The Christmas tree is still up, presents are discarded around the house, the tins of Celebrations are half empty, and Push Square scribes are penning articles that celebrate the very best of everyone's favourite hobby. That's right folks, we hope you're enjoying Game of the Year 2018!
However, you won't find any of those nominees in the following piece. We're here to recognise those titles that came and went without even a hint of intellectual discussion, even if they may have warranted some. These are the PlayStation 4 games you already forgot were released in the year of 2018.
For many, The Inpatient was one of the reasons for being an early adopter of PlayStation VR. A prequel to the horror hit Until Dawn, and after developer Supermassive Games had already proven itself upon the headset's launch with spin-off Until Dawn: Rush of Blood, what could possibly go wrong?
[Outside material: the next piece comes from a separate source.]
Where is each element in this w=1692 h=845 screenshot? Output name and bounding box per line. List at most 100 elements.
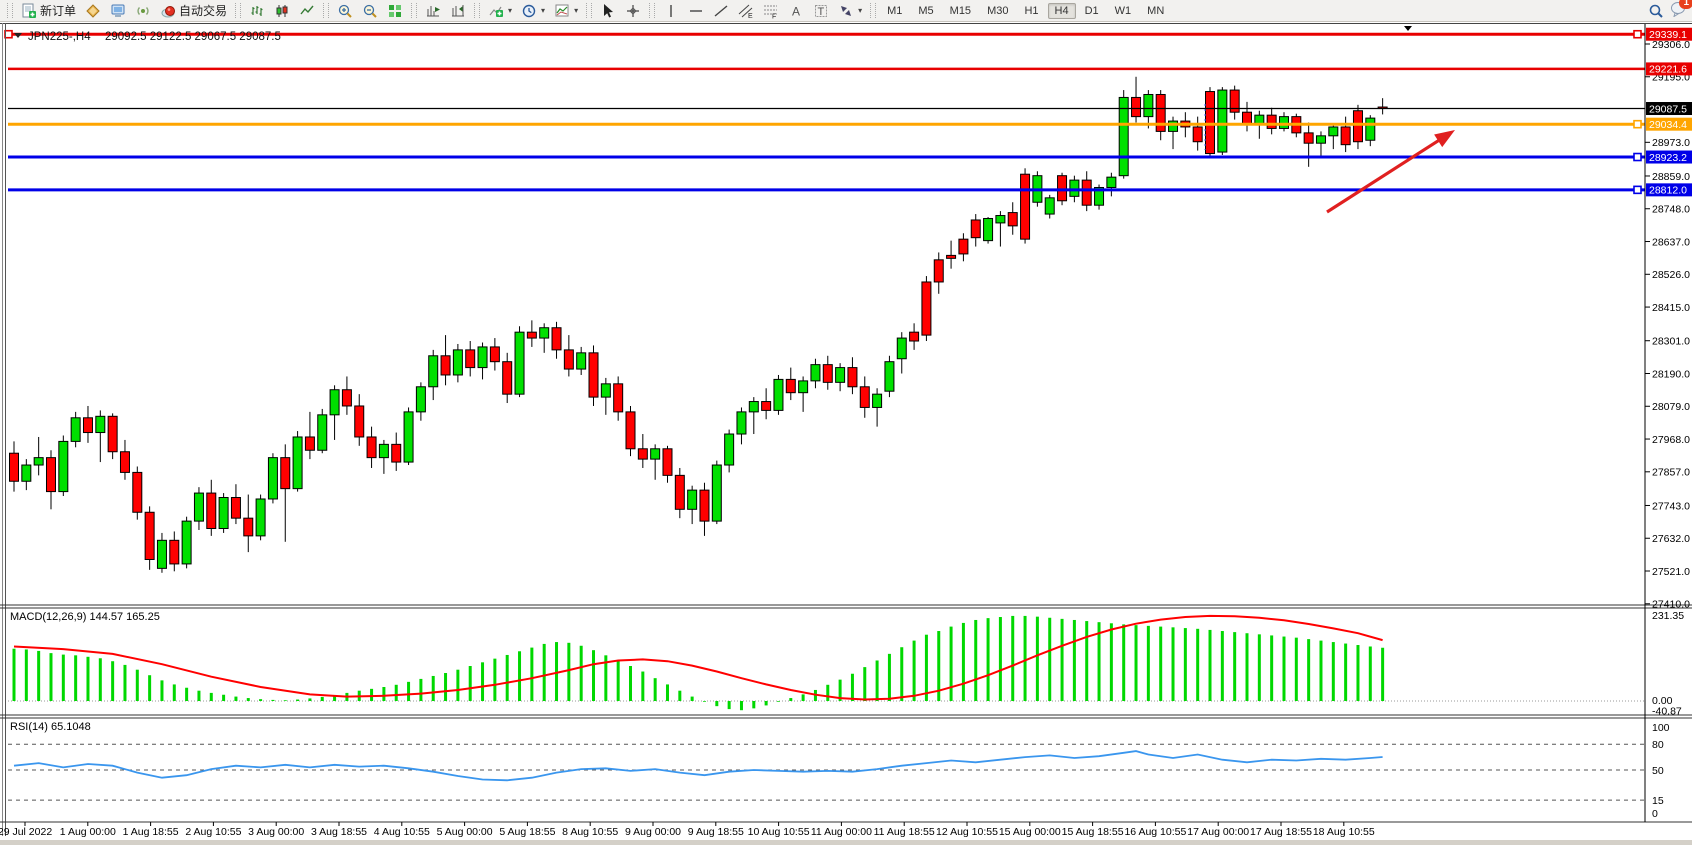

As it turns out, rather a lot. A captivating opening gives way to tedium and mediocrity as gameplay devolves into not much more than running through hallways and interacting with bland characters, who are forgotten about just minutes after meeting their inevitable demise. The Inpatient was boring, and with a whole host of endings that barely scratched the surface of being memorable, the whole experience was very quickly erased from our minds.
It feels like Lost Sphear was almost destined to be completely forgettable. I Am Setsuna put Tokyo RPG Factory on the map with its ode to the classic JRPGs of yesteryear, but it really realised its factory mantra with this by-the-numbers outing.
On paper, it's not an inherently bad game, but thanks to a battle system that looked and operated almost identically to that of its predecessor, and a story that was just as lame and predictable as one of the copycat PSone RPGs that tried to emulate Final Fantasy VII, it gets lost among a tsunami of better titles. One or two role-playing fanatics may have found something to like, but the world had already moved on a day later.
Yikes, that artstyle. 1993's Secret of Mana is considered one of the greatest JRPGs of all time, but you'd struggle to believe that if the title's remake earlier this year was the only evidence. The change in presentation stripped away much of the SNES original's charm, while voice acting sounded like the attempt of an amateur.
The battle system and story remained pretty much intact, but the majority of interested parties turned a blind eye as soon as it released thanks to that art style. It's an odd thing, you can play Secret of Mana on a PS4, but nobody would recommend that you do, with most forgetting of its existence entirely.
Oh boy, Metal Gear Survive. This scribe will continue to stick by the 8/10 awarded in the now infamous Push Square review, but even he can't deny that Konami's latest take on the series has largely been lost to time. The hate train crushed any chance of success for the title, with over-reactive internet personalities just looking for something they could use to have a dig at the game, from its microtransactions to a gameplay loop that simply didn't click with them.
It was and still is a good game, but Metal Gear Survive has undoubtedly been forgotten about ten months later. Don't worry, it won't crop up in Push Square's top ten list. Liam Croft's on the other hand...
Worryingly, this is the second entry on this list for developer Supermassive Games. Bravo Team wasn't the greatest PSVR game thanks to incredibly repetitive gameplay, imprecise controls, and poor hit feedback. This wasn't a shooter worth engaging with past its conclusion.
The title was so distinctly average that it falls into the realm where it's probably tougher to remember it even exists. With no true atrocities to keep it in your mind, it's just sort of there. The far superior Firewall Zero Hour ate its lunch later in the year, and so Bravo Team is a distant memory when it comes to tactical shooters on PSVR.
The Crew 2 is the title that fuelled us to create this article all over again this year. Despite its neat vehicle shifting mechanic, this has to be one of the most completely forgettable racers of the generation. Average and inoffensive in every way, Ubisoft's attempt at a sequel to the clunky 2014 original didn't fare any better.
Apparently an online multiplayer mode was supposed to be patched into the game last month? Who even knows, or cares, if that actually happened or not. The Crew 2 is yet another driving title from Ubisoft to forget, and even if the first outing had a small resurgence thanks to DLC, we don't see a Rainbow Six: Siege-like transformation happening here.
Two years later, the best thing about We Happy Few continues to be its announcement trailer. When the game finally released back in August on PS4, it was met with widespread mediocre reviews that complained of a game that tried to do too much while actually delivering on very little. Survival mechanics soured the experience, bug and glitches were aplenty, and the story felt like it had been stretched to triple the size it should be.
We Happy Few was pitched as a AAA title, but upon launch, was found to be nowhere near. That of course isn't the game's fault, but when the experience suffers with many major technical deficiencies and a gameplay loop that bores quickly, it can't be considered competent on any sort of level. Lost to the depths of a GAME bargain bin, We Happy Few has been quickly forgotten about.
What's that? Konami remastered the second Zone of the Enders game? Huh? Zone of the Enders: The 2nd Runner Mars passed most people by without a care in the world, and we can't say we regret letting it slip by either. We didn't even review it! It was a PlayStation VR title, too, just to shrink that potential target market a little bit more.